We’re in Manchester to kickstart our five weeks of comedy with Ed Gamble filming his Netflix special. Between now and the end of February, it’s him and four other comedians we’ve followed with interest over varying amounts of time, to be watched in varying locations of varying size given their varying levels of fame. As we sat there in the red light of The Lowry, directly under his shadow, close enough to catch the spittle from his trademark shouty style it became abundantly clear that like many in his shoes, his style of stand-up now owes more to Michael McIntrye than his comedy hero Bill Hicks. Ed Gamble has reached the level of fame that he needs to maintain the demeanour of a prime-time celebrity; he is in operation ‘can’t be cancelled’, swimming in the mainstream, the sharp edge now blunt. I laughed maybe four times. And yet, despite this, we are still having ‘poppadoms or bread’ at the wedding. It’s a good line that will make around 3% of the guests smile.

This left us with the issue of where to eat in Manchester on a Tuesday night. Skof is closed, Sophie had been to Climat recently. I’ve done Erst, Yuzu, Adam Reid. Didn’t fancy the menu at Higher Ground. We needed something to slot into the late afternoon, directly after checking in, that would leave us enough time to get to Blinker and catch a cab to The Lowry. We decided on Tast Catala, partially because they could fit us in at 4pm, but mostly because they had prawn rice that Sophie wanted whilst I could take advantage of a three tapas for twenty quid deal they run before dinner service kicks in.
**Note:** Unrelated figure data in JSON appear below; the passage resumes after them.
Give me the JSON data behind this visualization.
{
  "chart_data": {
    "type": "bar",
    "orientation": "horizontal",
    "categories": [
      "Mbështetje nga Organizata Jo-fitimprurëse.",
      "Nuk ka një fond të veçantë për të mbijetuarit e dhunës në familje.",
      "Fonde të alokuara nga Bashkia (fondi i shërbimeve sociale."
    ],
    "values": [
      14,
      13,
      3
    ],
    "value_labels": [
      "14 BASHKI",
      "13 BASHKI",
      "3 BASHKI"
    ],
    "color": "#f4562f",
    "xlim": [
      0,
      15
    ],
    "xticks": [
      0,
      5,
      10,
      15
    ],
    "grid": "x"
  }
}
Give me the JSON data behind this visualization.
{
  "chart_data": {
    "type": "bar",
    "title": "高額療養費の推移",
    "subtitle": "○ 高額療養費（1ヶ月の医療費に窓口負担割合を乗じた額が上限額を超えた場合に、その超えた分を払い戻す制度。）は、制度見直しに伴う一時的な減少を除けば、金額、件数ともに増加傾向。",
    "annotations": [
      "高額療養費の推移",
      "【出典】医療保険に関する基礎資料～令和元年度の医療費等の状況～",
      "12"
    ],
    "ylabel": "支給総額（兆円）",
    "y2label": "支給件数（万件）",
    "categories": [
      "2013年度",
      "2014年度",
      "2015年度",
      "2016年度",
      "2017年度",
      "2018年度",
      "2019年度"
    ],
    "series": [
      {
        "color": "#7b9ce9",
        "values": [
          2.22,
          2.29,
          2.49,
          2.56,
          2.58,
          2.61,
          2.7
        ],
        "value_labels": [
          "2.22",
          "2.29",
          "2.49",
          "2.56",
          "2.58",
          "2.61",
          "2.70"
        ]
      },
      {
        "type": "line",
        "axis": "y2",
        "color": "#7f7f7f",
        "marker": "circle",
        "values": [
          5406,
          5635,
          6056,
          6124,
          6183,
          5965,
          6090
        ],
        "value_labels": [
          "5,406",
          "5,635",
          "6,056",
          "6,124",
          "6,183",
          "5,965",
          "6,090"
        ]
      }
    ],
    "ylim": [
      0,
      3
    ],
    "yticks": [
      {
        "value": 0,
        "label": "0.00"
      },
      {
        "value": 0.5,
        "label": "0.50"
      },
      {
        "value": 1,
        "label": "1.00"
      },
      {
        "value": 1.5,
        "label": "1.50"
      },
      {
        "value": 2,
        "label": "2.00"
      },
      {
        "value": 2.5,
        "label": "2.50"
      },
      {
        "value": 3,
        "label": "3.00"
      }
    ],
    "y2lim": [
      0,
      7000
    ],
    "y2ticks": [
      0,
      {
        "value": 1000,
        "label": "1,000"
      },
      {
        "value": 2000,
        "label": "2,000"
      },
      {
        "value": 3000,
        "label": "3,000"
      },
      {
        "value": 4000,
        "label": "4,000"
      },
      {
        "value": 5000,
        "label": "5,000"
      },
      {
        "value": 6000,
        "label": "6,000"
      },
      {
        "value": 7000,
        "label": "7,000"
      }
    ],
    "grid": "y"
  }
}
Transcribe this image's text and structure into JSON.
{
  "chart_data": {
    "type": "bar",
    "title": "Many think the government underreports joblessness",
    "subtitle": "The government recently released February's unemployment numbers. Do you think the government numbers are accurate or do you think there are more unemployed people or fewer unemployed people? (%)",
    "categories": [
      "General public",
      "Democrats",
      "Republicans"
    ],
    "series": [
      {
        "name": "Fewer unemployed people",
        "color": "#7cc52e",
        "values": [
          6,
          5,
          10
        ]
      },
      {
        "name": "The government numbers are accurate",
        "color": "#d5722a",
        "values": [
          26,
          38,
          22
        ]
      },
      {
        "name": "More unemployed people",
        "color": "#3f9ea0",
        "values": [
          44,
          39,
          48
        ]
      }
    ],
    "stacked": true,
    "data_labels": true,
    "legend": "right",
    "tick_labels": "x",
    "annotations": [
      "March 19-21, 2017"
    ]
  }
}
Tast Catala is a Spanish restaurant from multi-starred Paco Perez, with alleged financial involvement from the thinking man’s Sean Dyce, Pep Guardiola. Perez is known for his innovative approach to Catalan cuisine and whilst the menu here is mostly traditional, we don’t turn down the opportunity to order his signature donut of foie gras in a white chocolate casing with raspberry powder. It lacks balance; the foie is too muted, the white chocolate too sweet. It’s not the greatest of starts.

And then there is the tapas. Jamon croquettes could have been hotter but at least had good amounts of ham throughout the béchamel. Tortilla which was a little over-seasoned, heavy on the potato, and isn’t going to threaten Nestor anytime soon. My first time trying butifarra sausage with beans amounts to little more than a dense bland sausage on some mushy garlicky beans.

Sophie gets her prawn rice and really enjoys it. The bomba rice has absorbed all the fishy stock and the meat is generously dispatched. That, a £33 jug of excellent sangria and a charming bespectacled front-of-house with a soft Mancunian accent are the true redeeming points of a lacklustre £85 meal. I gather from friends that Tast Catala was once considered to be a very good, very consistent restaurant. Perhaps they’ve lost their edge. It happens to the best of them.